The following article is a narrative written by School of Nursing alumnus Paula Wilson about her experience working as a nurse in the intensive care unit at Port-au-Prince’s general hospital.
On Jan. 12, an earthquake struck Haiti, killing an estimated 230,000 people, injuring 300,000 and leaving one million people homeless. Haiti is the poorest country in the Western hemisphere and one of the poorest in the word. Humanitarian groups have been present in Haiti for several years, but never before had Haitians experienced the catastrophic destruction and loss caused by this earthquake. International response was quick and effective at coming together to help minimize the suffering and devastation.
One of the groups who responded to the earthquake was International Medical Corps (IMC), a nonprofit medical relief organization. In addition to providing emergency medical care immediately after the earthquake, IMC had been tasked with creating and staffing the emergency room and intensive care unit (ICU) in the Hopital de l’Universite d’Etat d’Haiti, Port-au-Prince’s general hospital.

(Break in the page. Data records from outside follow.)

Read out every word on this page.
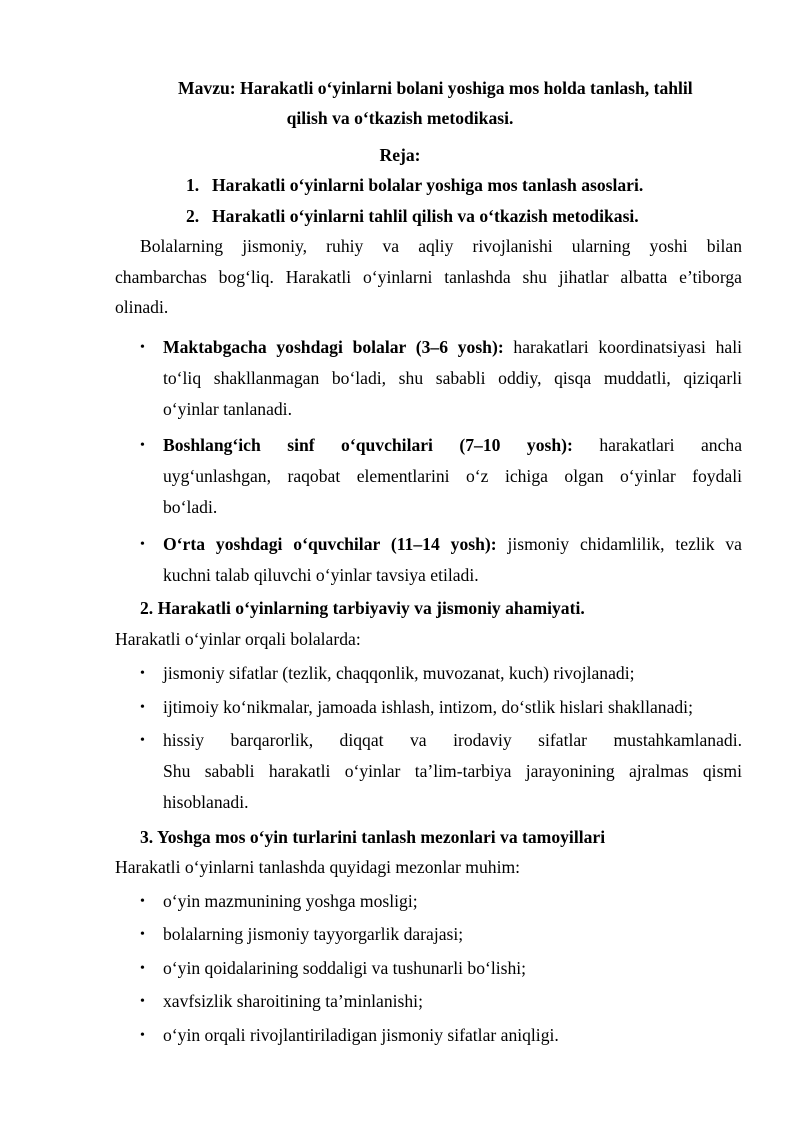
Mavzu: Harakatli o‘yinlarni bolani yoshiga mos holda tanlash, tahlil
qilish va o‘tkazish metodikasi.
Reja:
1. Harakatli o‘yinlarni bolalar yoshiga mos tanlash asoslari.
2. Harakatli o‘yinlarni tahlil qilish va o‘tkazish metodikasi.
Bolalarning jismoniy, ruhiy va aqliy rivojlanishi ularning yoshi bilan
chambarchas bog‘liq. Harakatli o‘yinlarni tanlashda shu jihatlar albatta e’tiborga
olinadi.
•	Maktabgacha yoshdagi bolalar (3–6 yosh): harakatlari koordinatsiyasi hali
to‘liq shakllanmagan bo‘ladi, shu sababli oddiy, qisqa muddatli, qiziqarli
o‘yinlar tanlanadi.
•	Boshlang‘ich sinf o‘quvchilari (7–10 yosh): harakatlari ancha
uyg‘unlashgan, raqobat elementlarini o‘z ichiga olgan o‘yinlar foydali
bo‘ladi.
•	O‘rta yoshdagi o‘quvchilar (11–14 yosh): jismoniy chidamlilik, tezlik va
kuchni talab qiluvchi o‘yinlar tavsiya etiladi.
2. Harakatli o‘yinlarning tarbiyaviy va jismoniy ahamiyati.
Harakatli o‘yinlar orqali bolalarda:
•	jismoniy sifatlar (tezlik, chaqqonlik, muvozanat, kuch) rivojlanadi;
•	ijtimoiy ko‘nikmalar, jamoada ishlash, intizom, do‘stlik hislari shakllanadi;
•	hissiy barqarorlik, diqqat va irodaviy sifatlar mustahkamlanadi.
Shu sababli harakatli o‘yinlar ta’lim-tarbiya jarayonining ajralmas qismi
hisoblanadi.
3. Yoshga mos o‘yin turlarini tanlash mezonlari va tamoyillari
Harakatli o‘yinlarni tanlashda quyidagi mezonlar muhim:
•	o‘yin mazmunining yoshga mosligi;
•	bolalarning jismoniy tayyorgarlik darajasi;
•	o‘yin qoidalarining soddaligi va tushunarli bo‘lishi;
•	xavfsizlik sharoitining ta’minlanishi;
•	o‘yin orqali rivojlantiriladigan jismoniy sifatlar aniqligi.
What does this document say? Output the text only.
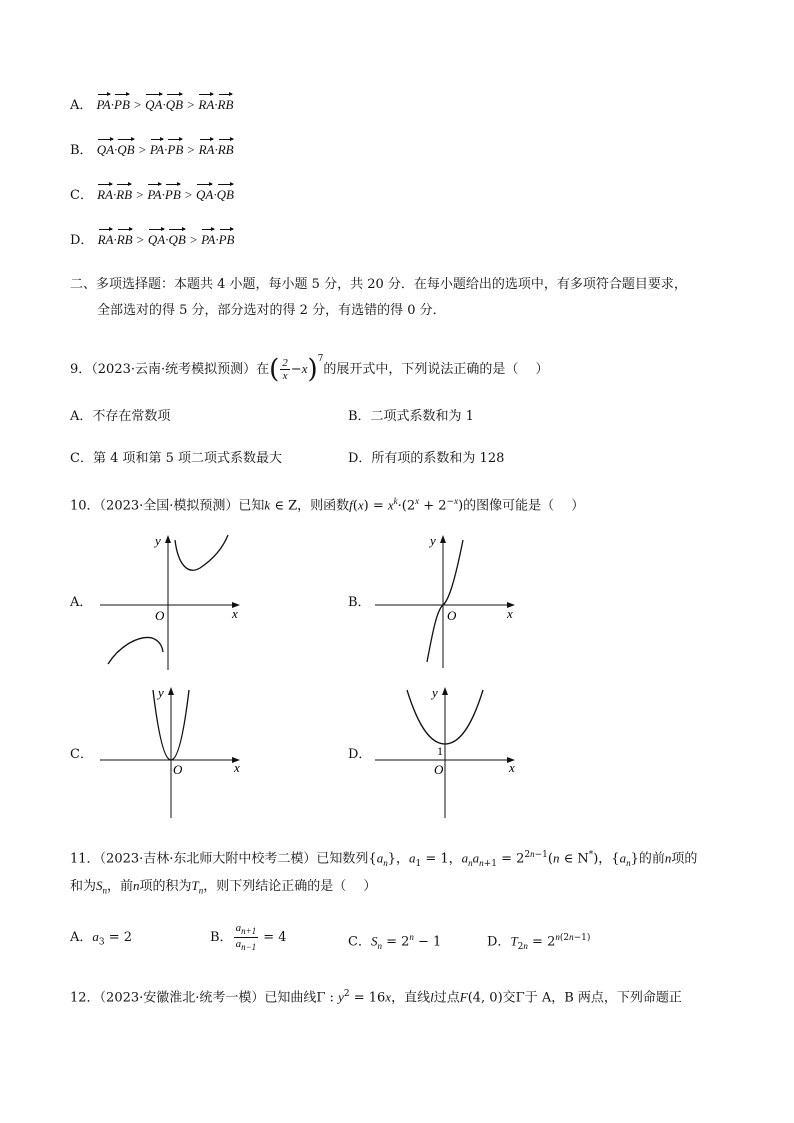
A． PA·PB > QA·QB > RA·RB
B． QA·QB > PA·PB > RA·RB
C． RA·RB > PA·PB > QA·QB
D． RA·RB > QA·QB > PA·PB
二、多项选择题：本题共 4 小题，每小题 5 分，共 20 分．在每小题给出的选项中，有多项符合题目要求，
全部选对的得 5 分，部分选对的得 2 分，有选错的得 0 分．
9．（2023·云南·统考模拟预测）在( $\frac{2}{x} -x)^7$的展开式中，下列说法正确的是（　 ）
A．不存在常数项	B．二项式系数和为 1
C．第 4 项和第 5 项二项式系数最大	D．所有项的系数和为 128
10．（2023·全国·模拟预测）已知k ∈ Z，则函数$f(x) = x^k\cdot(2^x + 2^{-x})$的图像可能是（　 ）
A．	B．
C．	D．
y
x
O
y
x
O
y
x
O
y
x
O
1
11．（2023·吉林·东北师大附中校考二模）已知数列$\{a_n\}$，$a_1 = 1$，$a_na_{n+1} = 2^{2n-1}(n$ ∈ N*)，$\{a_n\}$的前n项的
和为$S_n$，前n项的积为$T_n$，则下列结论正确的是（　 ）
A．$a_3 = 2$	B． $\frac{a_{n+1}}{a_{n-1}} = 4$	C．$S_n = 2^n - 1$	D．$T_{2n} = 2^{n(2n-1)}$
12．（2023·安徽淮北·统考一模）已知曲线Γ : $y^2 = 16x$，直线l过点F(4, 0)交Γ于 A，B 两点，下列命题正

When I arrived in May, the focus had shifted from acute disaster response to transitioning care back to Haitian staff and implementing sustainable changes. International Medical Corps had moved into the hospital building only two weeks before my arrival; prior to that it had been using tents on the hospital grounds.
The earthquake had affected many of the hospital’s doctors and nurses. Their families were killed, homes destroyed and many were now living in crowded tents. Recovery for them was understandably slow. The hospital’s nursing school had also been destroyed, and because classes were in session during the earthquake, more than 400 nursing students and faculty were killed. For the nursing staff, returning to work was a reminder of all who were lost.
I arrived in Port-au-Prince on May 7. My first day I was surprised at the breadth of skills I had learned in nursing school that had become essential; skills I had not used since becoming an RN. I was surprised at how quickly those skills came back. On my first day, I was able to jump in and assist in two newborn deliveries. Working in conditions like that was definitely a crash course in the basics, and tested my nursing skills and abilities.
During my three and half weeks in Port-au-Prince, I worked primarily in the ICU. We had long, hot days. There wasn’t any air conditioning or running water, and there were frequent power outages. We worked in conditions that are unimaginable in the United States, but were an improvement from what had existed prior to our arrival.
Working with the Haitian nurses was an amazing experience. We taught nursing skills and patient monitoring, but we also learned a lot from them, including how to flush IV lines without flushes — essentials when resources are so scarce.
In Haiti, as in many other countries, families provide the majority of care for hospitalized patients. So we taught families several skills, including how to give tube feeds and how to turn and reposition patients safely. Much of the teaching we did for the nurses and families included basic public health information and disease transmission.
However, for all the teaching that we were able to do for the Haitian nurses, patients and family, I took away much more than I was able to give. I learned how to always smile no matter how hot, tired, dirty and hungry I was.
I learned something that gets lost in our world of invasive monitoring equipment, frequent labs and expensive diagnostic testing — I learned that when armed with nothing more than my two hands, my mind and my heart, and whatever I can carry in my pockets, I can change lives.